Hoops had been removed only from parks close to homes, the city said, but it now recognized that taking them down at 6 p.m. “is not reasonable.”

Effective immediately, the city said it would suspend hoop removal “so residents can continue to enjoy a game of basketball into the evening.”

Below is our statement on the removal of basketball hoops in some parks. This practice has been suspended effective immediately. pic.twitter.com/pdt2zDWiNW

— City of Toronto (@cityoftoronto) June 27, 2019

The Toronto District School Board also announced that it would leave up its basketball nets outside school hours — though it said the move would be a “6-month pilot project to better understand any potential issues.”
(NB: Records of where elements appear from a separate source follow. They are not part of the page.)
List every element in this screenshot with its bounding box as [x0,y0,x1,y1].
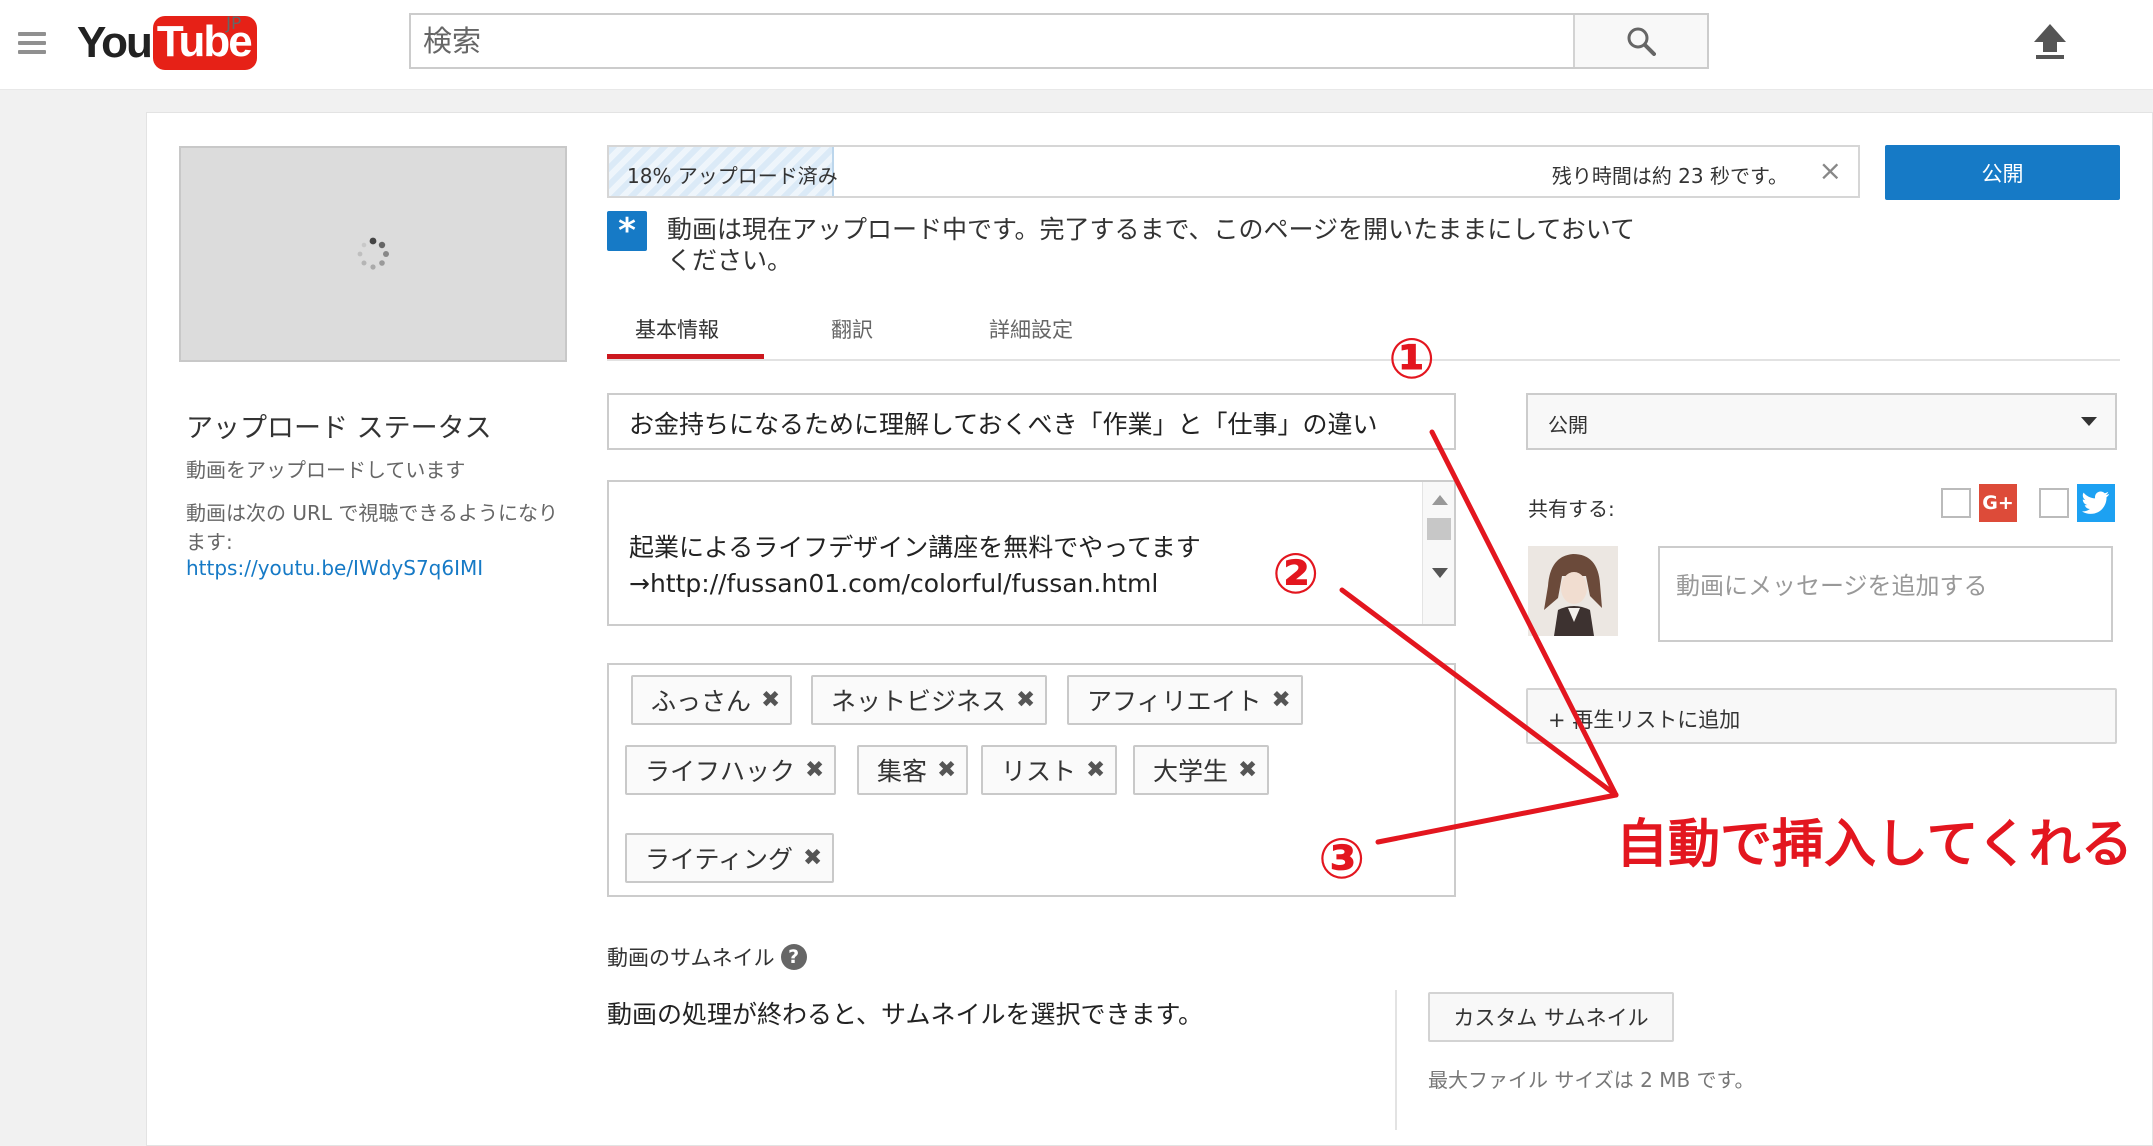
privacy-select[interactable]: 公開 [1526,393,2117,450]
upload-status-title: アップロード ステータス [186,413,492,444]
tag-chip: ふっさん ✖ [631,675,793,725]
annotation-caption: 自動で挿入してくれる [1616,815,2133,875]
tag-label: アフィリエイト [1087,687,1262,716]
logo-you-text: You [77,18,153,67]
upload-remaining-time: 残り時間は約 23 秒です。 [1551,164,1788,188]
search-icon [1627,27,1656,56]
thumbnail-section-label: 動画のサムネイル ? [607,942,807,972]
tag-label: 集客 [877,757,928,786]
tag-chip: 大学生 ✖ [1133,745,1270,795]
search-box [409,13,1709,69]
tag-label: ライティング [645,845,794,874]
upload-progress-label: 18% アップロード済み [627,164,838,188]
cancel-upload-close-icon[interactable]: × [1819,157,1842,185]
scroll-up-arrow-icon[interactable] [1432,495,1448,505]
avatar [1528,546,1618,636]
annotation-mark-1: ① [1388,327,1436,392]
video-url-link[interactable]: https://youtu.be/IWdyS7q6IMI [186,556,483,580]
tab-basic-info[interactable]: 基本情報 [635,314,719,344]
max-file-size-note: 最大ファイル サイズは 2 MB です。 [1428,1068,1755,1092]
upload-progress-bar: 18% アップロード済み 残り時間は約 23 秒です。 × [607,145,1860,198]
add-to-playlist-button[interactable]: + 再生リストに追加 [1526,688,2117,744]
region-label: JP [226,14,242,34]
share-gplus-checkbox[interactable] [1941,488,1971,518]
masthead: You Tube JP [0,0,2153,90]
remove-tag-icon[interactable]: ✖ [805,757,824,783]
tag-label: ふっさん [651,687,752,716]
remove-tag-icon[interactable]: ✖ [937,757,956,783]
help-icon[interactable]: ? [780,944,807,970]
tag-chip: ライフハック ✖ [625,745,837,795]
twitter-icon [2077,484,2115,522]
custom-thumbnail-button[interactable]: カスタム サムネイル [1428,992,1674,1042]
chevron-down-icon [2081,417,2097,426]
tag-label: ライフハック [645,757,796,786]
tag-chip: アフィリエイト ✖ [1067,675,1303,725]
video-thumbnail-placeholder [179,146,567,362]
description-text: 起業によるライフデザイン講座を無料でやってます →http://fussan01… [629,533,1201,598]
scroll-thumb[interactable] [1427,518,1451,540]
annotation-mark-2: ② [1272,542,1320,607]
upload-icon[interactable] [2030,20,2070,62]
upload-status-description: 動画は次の URL で視聴できるようになります: [186,501,558,554]
tag-label: 大学生 [1153,757,1229,786]
share-message-input[interactable]: 動画にメッセージを追加する [1658,546,2113,642]
tag-chip: ネットビジネス ✖ [811,675,1048,725]
tab-advanced-settings[interactable]: 詳細設定 [989,314,1073,344]
asterisk-info-icon: * [607,211,647,251]
thumbnail-processing-note: 動画の処理が終わると、サムネイルを選択できます。 [607,1000,1204,1029]
video-description-textarea[interactable]: 起業によるライフデザイン講座を無料でやってます →http://fussan01… [607,480,1456,626]
search-input[interactable] [411,15,1573,67]
remove-tag-icon[interactable]: ✖ [1238,757,1257,783]
upload-status-subtitle: 動画をアップロードしています [186,458,466,482]
edit-tabs: 基本情報 翻訳 詳細設定 [607,302,2120,361]
thumbnail-label-text: 動画のサムネイル [607,946,775,970]
thumbnail-divider [1395,990,1397,1130]
publish-button[interactable]: 公開 [1885,145,2120,200]
remove-tag-icon[interactable]: ✖ [1016,687,1035,713]
menu-icon[interactable] [18,32,46,54]
privacy-value: 公開 [1548,413,1588,437]
share-twitter-checkbox[interactable] [2039,488,2069,518]
annotation-mark-3: ③ [1318,827,1366,892]
tag-label: リスト [1001,757,1077,786]
description-scrollbar[interactable] [1422,482,1454,624]
remove-tag-icon[interactable]: ✖ [761,687,780,713]
tag-chip: リスト ✖ [981,745,1118,795]
upload-notice-text: 動画は現在アップロード中です。完了するまで、このページを開いたままにしておいてく… [667,215,1636,275]
video-title-input[interactable]: お金持ちになるために理解しておくべき「作業」と「仕事」の違い [607,393,1456,450]
remove-tag-icon[interactable]: ✖ [1272,687,1291,713]
loading-spinner-icon [357,237,389,270]
tag-chip: 集客 ✖ [857,745,969,795]
share-label: 共有する: [1528,497,1615,521]
tab-translation[interactable]: 翻訳 [831,314,873,344]
tag-chip: ライティング ✖ [625,833,835,883]
active-tab-indicator [607,354,764,359]
remove-tag-icon[interactable]: ✖ [1086,757,1105,783]
remove-tag-icon[interactable]: ✖ [803,845,822,871]
search-button[interactable] [1573,15,1707,67]
google-plus-icon: G+ [1979,484,2017,522]
tag-label: ネットビジネス [831,687,1007,716]
scroll-down-arrow-icon[interactable] [1432,568,1448,578]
Not everyone was impressed. “Where was this 20 years ago when I was in school,” one person tweeted. “Took them down every year in scarborough. All it took was an nba championship and social media. SMH.”

Robson, who posted the initial video of the rims being removed, posted a photo the next day that suggested the city was following through on its vow.

BREAKING: The rim is back up and looking majestic at Phin Park, according to my sources. Let’s hope it stays up past 6:00pm! @cityoftoronto #RimsUp pic.twitter.com/GdSBhHRSel

— Mitch Robson (@_mitchrobson) June 27, 2019

“The rim is back up and looking majestic at Phin Park, according to my sources,” he wrote. “Let’s hope it stays up past 6:00pm!”